Using the text editor, we can follow the on-screen instructions to configure the pads to handle any manner of key combinations and include advanced features such as delays between each key press (handy for exiting applications.) We simply press the pad that we wish to use, then using the instructions we choose what keypresses to assign to it. All of the programming is done on the TouchPad, we do not need to use the keyboard/mouse at all. Once programming is complete, all we need to do is swipe up and the TouchPad is ready for use. Just press the programmed pad and watch the shortcut happen. For our first test we set the bottom right pad to open a terminal on our Ubuntu machine and now we can easily open a terminal at the press of a key! We then repeated the programming steps to enable a one key lock screen for when we leave our desk.
So who is this really aimed at?As we mentioned earlier, there are members of the community who need to use shortcut keys in their job. Typically the power users are CAD/CAM and electronics designers who rely on keystrokes to reduce the time it takes for a sequence to complete. This board delivers the goods and we are sure that it can provide a streamlined experience for those users.
So what powers the TouchPad?
Inside the TouchPad is an ATmega32u4, the same microcontroller as used in many Arduino boards, but chiefly the Leonardo. This means that the TouchPad is basically an Arduino and we can add our own custom firmware to the TouchPad using the Arduino IDE. Very handy for advanced makers who demand the ability to refine the product.
CustomisationAs we briefly mentioned, in the box we have a series of overlays, clear plastic cutouts on to which we can draw or write what each key will do. Now, this is fine for general use, but being makers we need the function and the form to be equal, in other words, it needs to look pretty. Luckily JacoBurge provides us with a downloadable template which we can edit in Inkscape, and then design our own icons (or download Creative Commons icons) for use on the overlay. The provided template is easy to edit and within a few minutes we had our basic design ready. For a test, we flipped the icons and the template horizontally so that we could print the icons on the ‘underside’ of the transparency with a view to preserving the print quality.
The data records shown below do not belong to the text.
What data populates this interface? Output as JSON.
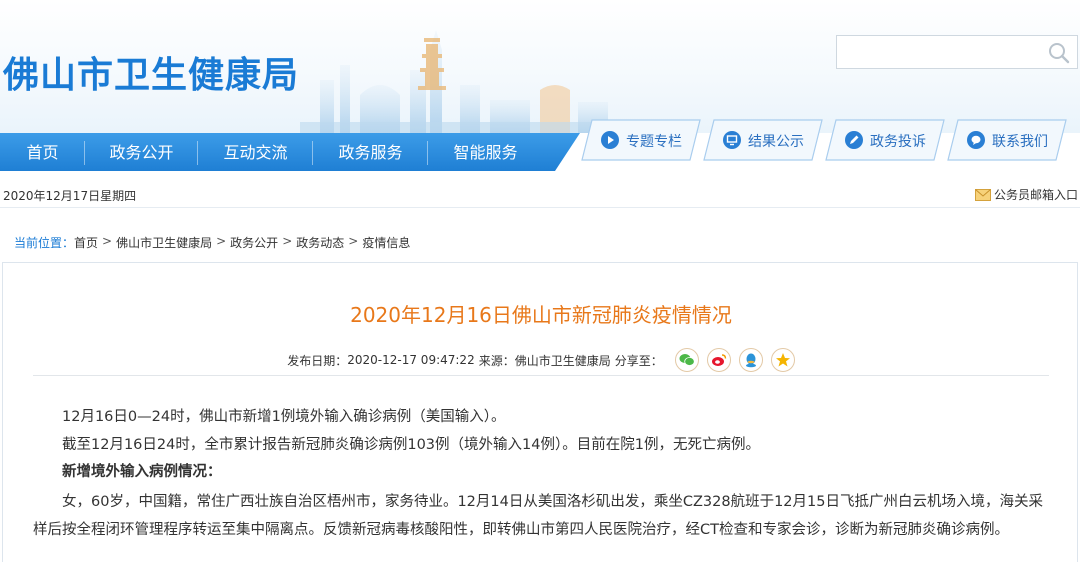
{
  "header": {
    "site_title": "佛山市卫生健康局",
    "search_placeholder": ""
  },
  "nav": {
    "items": [
      "首页",
      "政务公开",
      "互动交流",
      "政务服务",
      "智能服务"
    ],
    "quick_links": [
      {
        "label": "专题专栏",
        "icon": "play-circle-icon"
      },
      {
        "label": "结果公示",
        "icon": "monitor-icon"
      },
      {
        "label": "政务投诉",
        "icon": "pen-circle-icon"
      },
      {
        "label": "联系我们",
        "icon": "chat-bubble-icon"
      }
    ]
  },
  "date_bar": {
    "date": "2020年12月17日星期四",
    "mailbox": "公务员邮箱入口"
  },
  "breadcrumb": {
    "prefix": "当前位置：",
    "items": [
      "首页",
      "佛山市卫生健康局",
      "政务公开",
      "政务动态",
      "疫情信息"
    ],
    "separator": ">"
  },
  "article": {
    "title": "2020年12月16日佛山市新冠肺炎疫情情况",
    "publish_label": "发布日期：",
    "publish_date": "2020-12-17 09:47:22",
    "source_label": "来源：",
    "source": "佛山市卫生健康局",
    "share_label": "分享至：",
    "share_icons": [
      "wechat-icon",
      "weibo-icon",
      "qq-icon",
      "qzone-star-icon"
    ],
    "paragraphs": [
      "12月16日0—24时，佛山市新增1例境外输入确诊病例（美国输入）。",
      "截至12月16日24时，全市累计报告新冠肺炎确诊病例103例（境外输入14例）。目前在院1例，无死亡病例。",
      "新增境外输入病例情况：",
      "女，60岁，中国籍，常住广西壮族自治区梧州市，家务待业。12月14日从美国洛杉矶出发，乘坐CZ328航班于12月15日飞抵广州白云机场入境，海关采样后按全程闭环管理程序转运至集中隔离点。反馈新冠病毒核酸阳性，即转佛山市第四人民医院治疗，经CT检查和专家会诊，诊断为新冠肺炎确诊病例。"
    ]
  },
  "colors": {
    "brand_blue": "#1a7bd5",
    "nav_blue": "#2d8fe0",
    "title_orange": "#e8781a"
  }
}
Then all we need is some OHP plastic transparencies which can be used in printers. Print off and trim the overlays, then remove the two metal screws from the top left and right of the TouchPad. Line up your overlay, then screw it into place. Power up the TouchPad and start using your new overlay!
This is a specialised product, but one that demands your attention. Sure, we can use it to streamline our productivity or control our music. But let's think like a maker for a moment “What could we do with it?” Well, dear reader, we can use it trigger audio samples, control animations using neopixels and a Raspberry Pi, or program a robot just like Big Trak! This is a fun piece of kit that works across platforms, so we can use the TouchPad with Windows, Mac and Linux and that means we can use it for many different purposes. So, the sticking point is the price, £57 is a lot for what is really just a capacitive grid and an Arduino, but we are paying for a maker’s time and effort to make such as simple to use and functional piece of kit.